More low FODMAP Italian inspired recipes
- Low FODMAP aglio e olio
- Low FODMAP pasta alla vodka
- Vegan, gluten free and low FODMAP lasagne
- Vegan low FODMAP bolognese
- Low FODMAP Nomato sauce
Low FODMAP risotto verde
- 50 g Tuscan kale woody stems removed
- Green part of 1 large leek thoroughly washed and chopped
- 1 bunch of basil woody stems removed
- 40 ml (2 tablespoons) olive oil or ghee
- 1 bunch of spring onion greens washed and finely chopped
- 250 g Arborbio or Carnaroli rice
- 100-150 ml white wine see notes
- 750-1000 ml low FODMAP stock of choice see notes
- Lemon juice to taste
- Salt and freshly cracked black pepper to taste
- 100-150 g freshly and finely grated parmesan see notes
- Toasted hazelnuts to serve (optional but nice for a crunch)
- Bring a pot of water to the boil, then blanch your kale and leek for 1-2 minutes. They should still be bright green in colour, but softened. Drain and rinse with cold water, then set aside to cool.
- Once the greens are cooled, add them to the blender along with the basil and 125ml (1/2 cup) of the stock. Blend until a bright green, mostly smooth puree forms.
- Place a large pan or Dutch oven over a medium heat and add the oil. Once it is shimmering, add the spring onions and cook until soft and fragrant, about 3 minutes.

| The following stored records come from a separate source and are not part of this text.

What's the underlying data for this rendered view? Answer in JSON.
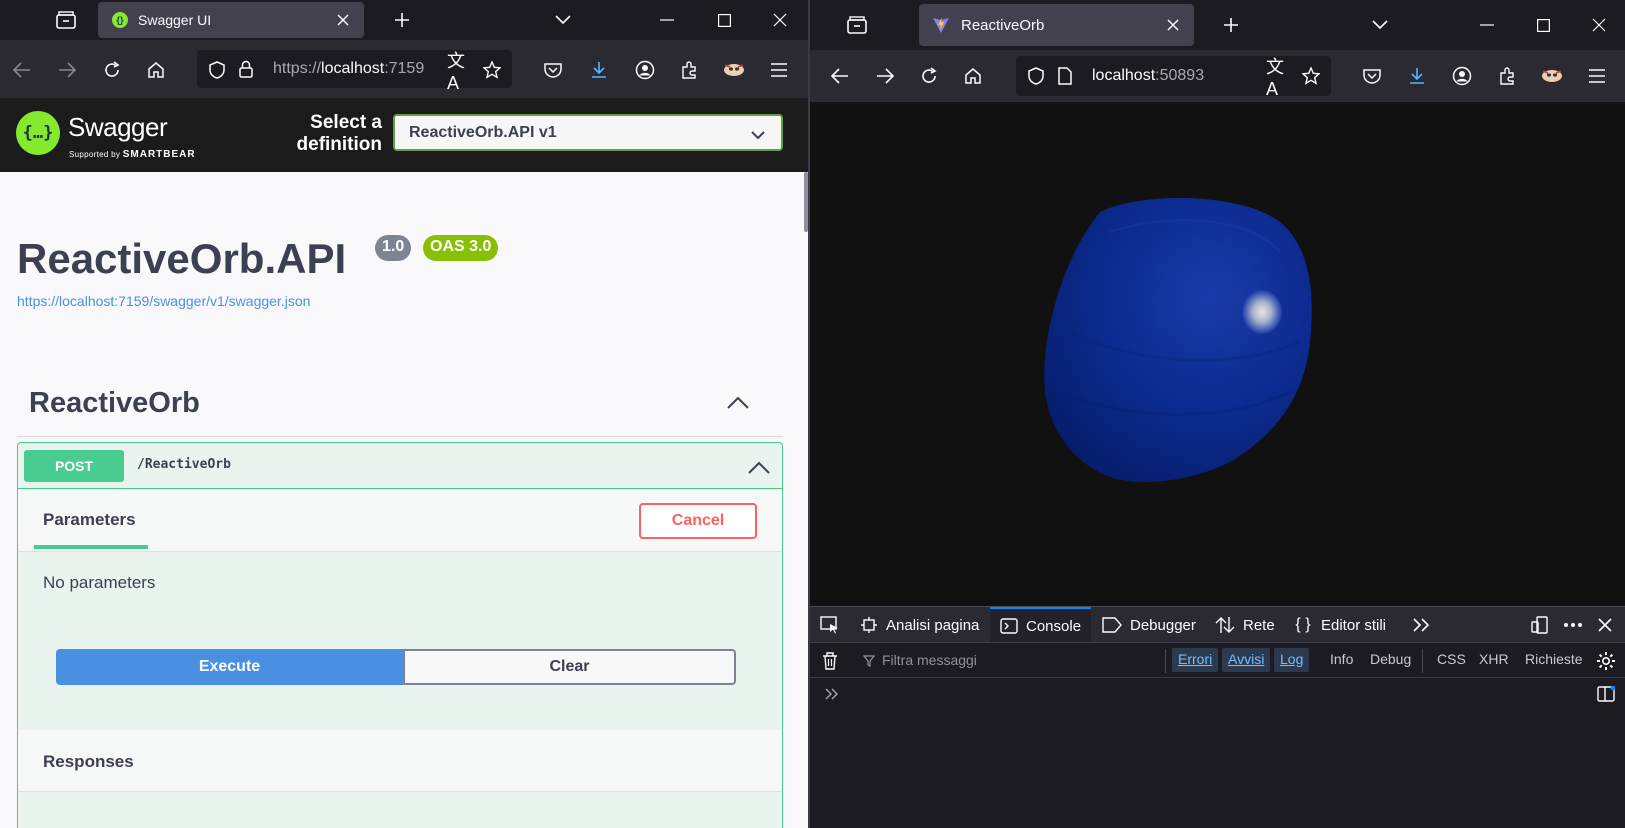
{
  "left_window": {
    "tab_title": "Swagger UI",
    "url_prefix": "https://",
    "url_host": "localhost",
    "url_rest": ":7159",
    "swagger": {
      "logo_text": "Swagger",
      "logo_sub_prefix": "Supported by",
      "logo_sub_brand": "SMARTBEAR",
      "select_label": "Select a definition",
      "select_value": "ReactiveOrb.API v1",
      "api_title": "ReactiveOrb.API",
      "version_badge": "1.0",
      "oas_badge": "OAS 3.0",
      "spec_url": "https://localhost:7159/swagger/v1/swagger.json",
      "tag_name": "ReactiveOrb",
      "operation": {
        "method": "POST",
        "path": "/ReactiveOrb",
        "parameters_title": "Parameters",
        "cancel_label": "Cancel",
        "no_params_text": "No parameters",
        "execute_label": "Execute",
        "clear_label": "Clear",
        "responses_title": "Responses"
      }
    }
  },
  "right_window": {
    "tab_title": "ReactiveOrb",
    "url_host": "localhost",
    "url_port": ":50893",
    "devtools": {
      "tabs": [
        "Analisi pagina",
        "Console",
        "Debugger",
        "Rete",
        "Editor stili"
      ],
      "active_tab": "Console",
      "filter_placeholder": "Filtra messaggi",
      "filter_chips": [
        "Errori",
        "Avvisi",
        "Log"
      ],
      "filter_items": [
        "Info",
        "Debug",
        "CSS",
        "XHR",
        "Richieste"
      ]
    }
  },
  "colors": {
    "swagger_green": "#49cc90",
    "execute_blue": "#4990e2",
    "cancel_red": "#ff6060",
    "orb_blue": "#0a2a8a"
  }
}
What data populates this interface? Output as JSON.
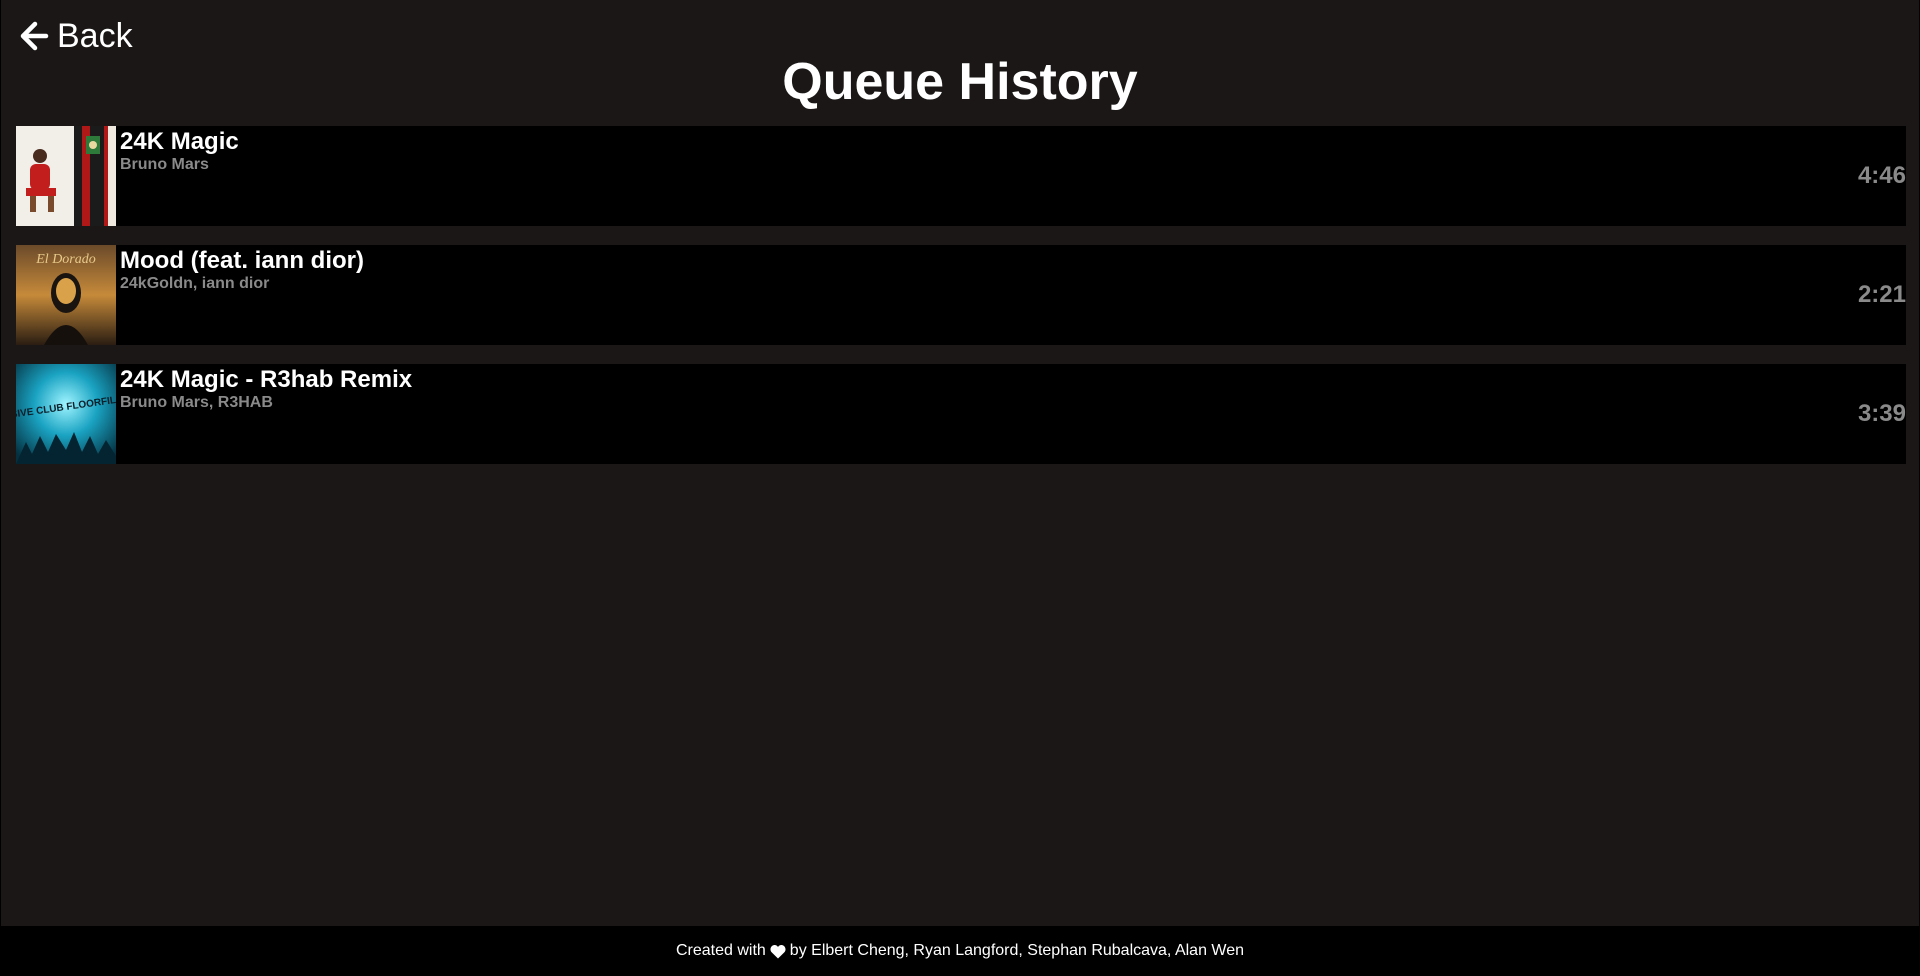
{
  "nav": {
    "back_label": "Back",
    "back_icon": "arrow-left-icon"
  },
  "page": {
    "title": "Queue History"
  },
  "queue": [
    {
      "title": "24K Magic",
      "artist": "Bruno Mars",
      "duration": "4:46",
      "art_icon": "album-art-24k-magic"
    },
    {
      "title": "Mood (feat. iann dior)",
      "artist": "24kGoldn, iann dior",
      "duration": "2:21",
      "art_icon": "album-art-el-dorado",
      "art_text": "El Dorado"
    },
    {
      "title": "24K Magic - R3hab Remix",
      "artist": "Bruno Mars, R3HAB",
      "duration": "3:39",
      "art_icon": "album-art-massive-club-floorfillers",
      "art_text": "MASSIVE CLUB FLOORFILLERS"
    }
  ],
  "footer": {
    "prefix": "Created with",
    "icon": "heart-icon",
    "suffix": "by Elbert Cheng, Ryan Langford, Stephan Rubalcava, Alan Wen"
  },
  "colors": {
    "background": "#1a1716",
    "row_background": "#000000",
    "secondary_text": "#8a8a8a"
  }
}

- Place the stock in a second pot over a low heat. Keep the stock warm for the entire process.
- Add the rice grains and stir to coat. Cook for 3-4 minutes or until the grains start to look a little translucent. You can add a bit of extra oil here if you need it.
- Once the grains are toasted, add the white wine to the pan. Stir and allow it to be absorbed by the grains. Once it has, add a ladle full of warm stock. Stir gently and allow the stock to be absorbed by the grains. Repeat this process until you have used 750ml of stock. From here, assess: is the rice cooked but firm? Are there any undercooked grains? Does the risotto have a creamy, saucy texture without being sloppy? Add the extra, if necessary, stock to achieve this consistency.
- Once you’re happy with the consistency, take the risotto off the heat. Stir in the green puree, followed by the grated parmesan. Taste the risotto then add lemon juice, pepper and extra salt to your tastes.
- Serve with extra parmesan and pepper, plus some good quality olive oil. Garlic infused olive oil would be great here.
- White wine adds so much flavour to risotto, but it is optional. Simply replace the wine with extra stock.
- I like to use 750ml stock and the rest water. This way I don’t waste any extra stock that I don’t use.
- Vegetarian parmesan is available, even if it shouldn’t be. See my post on vegetarian cheeses for vegetarian parmesan brands in Australia.
- Use vegetarian stock for a vegetarian risotto.
- Omit the optional toasted hazelnuts for a nut free option.